Did I mention that its free?

R is a rather powerful tool and I consider it to be a must have for any Biostatistician or Bioinformatician's toolset. So check it out, and let me know what you think.

Other Important R Links:

CRAN, the Comprehensive R Archive Network (similar to perl's CPAN)

The R Help Mailing List a good place for getting answers to R related questions

R Seek, a useful tool as google isn't designed to just search for "R"

Tuesday, December 11, 2007

MIA... the trilogy

This is my third MIA post and I'd like to think that taking time to finish my Master of Bioinformatics degree, get a job, move, and get engaged would be suitable excuses for my lack of posting. But who knows, maybe I'm just not cut out to be a blogger. But as with all good/bad trilogies, things must come to an end so expect this to be my last MIA post.

Currently on the queue of posts that I have begun to write about are the following:

~~The R Programming Language~~

Links for free Bioinformatics and Biology classes

Consed's .ace file format

NCBI's OMIM

If there is anything else that anyone is interested in, leave the topic ideas in the responses.

Thursday, June 21, 2007

BIND and SOAP

I'm in the process of developing an application that utilizes information from protein-protein interaction databases.
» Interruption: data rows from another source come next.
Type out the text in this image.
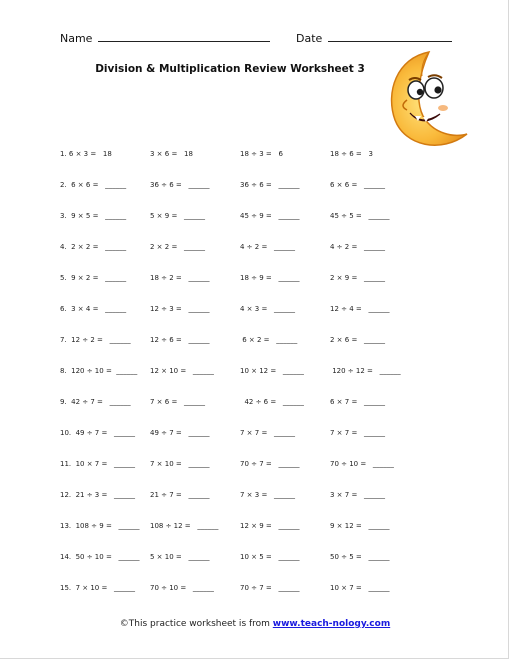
Name	Date
Division & Multiplication Review Worksheet 3
1. 6 × 3 =   18	3 × 6 =   18	18 ÷ 3 =   6	18 ÷ 6 =   3
2.  6 × 6 =   ______	36 ÷ 6 =   ______	36 ÷ 6 =   ______	6 × 6 =   ______
3.  9 × 5 =   ______	5 × 9 =   ______	45 ÷ 9 =   ______	45 ÷ 5 =   ______
4.  2 × 2 =   ______	2 × 2 =   ______	4 ÷ 2 =   ______	4 ÷ 2 =   ______
5.  9 × 2 =   ______	18 ÷ 2 =   ______	18 ÷ 9 =   ______	2 × 9 =   ______
6.  3 × 4 =   ______	12 ÷ 3 =   ______	4 × 3 =   ______	12 ÷ 4 =   ______
7.  12 ÷ 2 =   ______	12 ÷ 6 =   ______	6 × 2 =   ______	2 × 6 =   ______
8.  120 ÷ 10 =  ______ 12 × 10 =   ______	10 × 12 =   ______	120 ÷ 12 =   ______
9.  42 ÷ 7 =   ______	7 × 6 =   ______	42 ÷ 6 =   ______	6 × 7 =   ______
10.  49 ÷ 7 =   ______ 49 ÷ 7 =   ______	7 × 7 =   ______	7 × 7 =   ______
11.  10 × 7 =   ______ 7 × 10 =   ______	70 ÷ 7 =   ______	70 ÷ 10 =   ______
12.  21 ÷ 3 =   ______ 21 ÷ 7 =   ______	7 × 3 =   ______	3 × 7 =   ______
13.  108 ÷ 9 =   ______ 108 ÷ 12 =   ______	12 × 9 =   ______	9 × 12 =   ______
14.  50 ÷ 10 =   ______ 5 × 10 =   ______	10 × 5 =   ______	50 ÷ 5 =   ______
15.  7 × 10 =   ______ 70 ÷ 10 =   ______	70 ÷ 7 =   ______	10 × 7 =   ______
©This practice worksheet is from www.teach-nology.com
One specific database I am working with is BIND, the Biomolecular Interaction Network Database. As my application will be looking at a large number of genes I had to figure out how to write an application that interacted with the database.

The solution I found was BIND SOAP, an API designed to help developers interface with BIND using either C, Perl, Java, or VB .NET. SOAP or the Simple Object Access Protocol provides a basic messaging framework which allows for communication between applications across the interenet.
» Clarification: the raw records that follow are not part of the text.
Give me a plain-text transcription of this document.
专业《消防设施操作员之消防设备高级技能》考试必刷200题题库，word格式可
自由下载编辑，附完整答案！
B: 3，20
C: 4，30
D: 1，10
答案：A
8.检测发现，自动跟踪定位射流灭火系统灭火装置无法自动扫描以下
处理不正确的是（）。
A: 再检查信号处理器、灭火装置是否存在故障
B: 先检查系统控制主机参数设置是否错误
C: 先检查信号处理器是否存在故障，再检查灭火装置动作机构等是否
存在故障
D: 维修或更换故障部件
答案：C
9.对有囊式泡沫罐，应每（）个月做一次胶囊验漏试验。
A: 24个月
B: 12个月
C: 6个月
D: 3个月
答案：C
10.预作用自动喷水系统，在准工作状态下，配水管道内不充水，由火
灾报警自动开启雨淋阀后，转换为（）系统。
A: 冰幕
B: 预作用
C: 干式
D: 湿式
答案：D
After some research I decided that Perl was the best way to go as there was already a Perl module available for use with SOAP, conveninetly named SOAP::Lite. If you have the CPAN module installed on your system the best way to get the SOAP::Lite module on Linux systems is to start the CPAN shell:

[root]# perl -MCPAN -e shell

Once the shell is started, run:

cpan> install SOAP::Lite

If you are having problems installing the module or installing from another system you can go here [soaplite.com] for additional instructions.

Sunday, June 17, 2007

LAMP and Wordpress

As I mentioned in a previous post, I'm currently working on a new look for the site. This entire week I was constantly changing the design. Realizing that I may be causing some inconvenience to my readers, I decided to go "old school" and set up a local LAMP (Linux, Apache, MySQL, Perl or PHP) server that ran Wordpress.

I just happened to have an old Dell Dimension L400c laying around so I went ahead and did a FC6 (Fedora Core 6) LAMP install as covered at howtoforge.com. The install was pretty straight forward and I ended up skipping steps 8 (Chrooted DNS Server) and 10 (Postfixas) as I felt I had no need for those options as the machine is just for testing purposes.

The WordPress Install was even simpler taking only about four commands and the modification of only one file. More information can be found at linuxjournal.com and wordpress.org. Now I have a reliable system to test the design of my page without wasting too much bandwidth. Sorry if I caused an inconvenience to anyone. If you have questions about the install feel free to contact me.

Tuesday, June 12, 2007

2007 Systems Biology Summit

Last week, I attended the Systems Biology Summit in Richmond, Virginia. The opening session in the Summit was entitled "the Systems Biology Challenge in 21st Century Biomedical Research". It consisted of speakers from the Research Institute, the National Institute of Health, Academia, and the Pharmaceutical industry providing their various viewpoints of Systems Biology.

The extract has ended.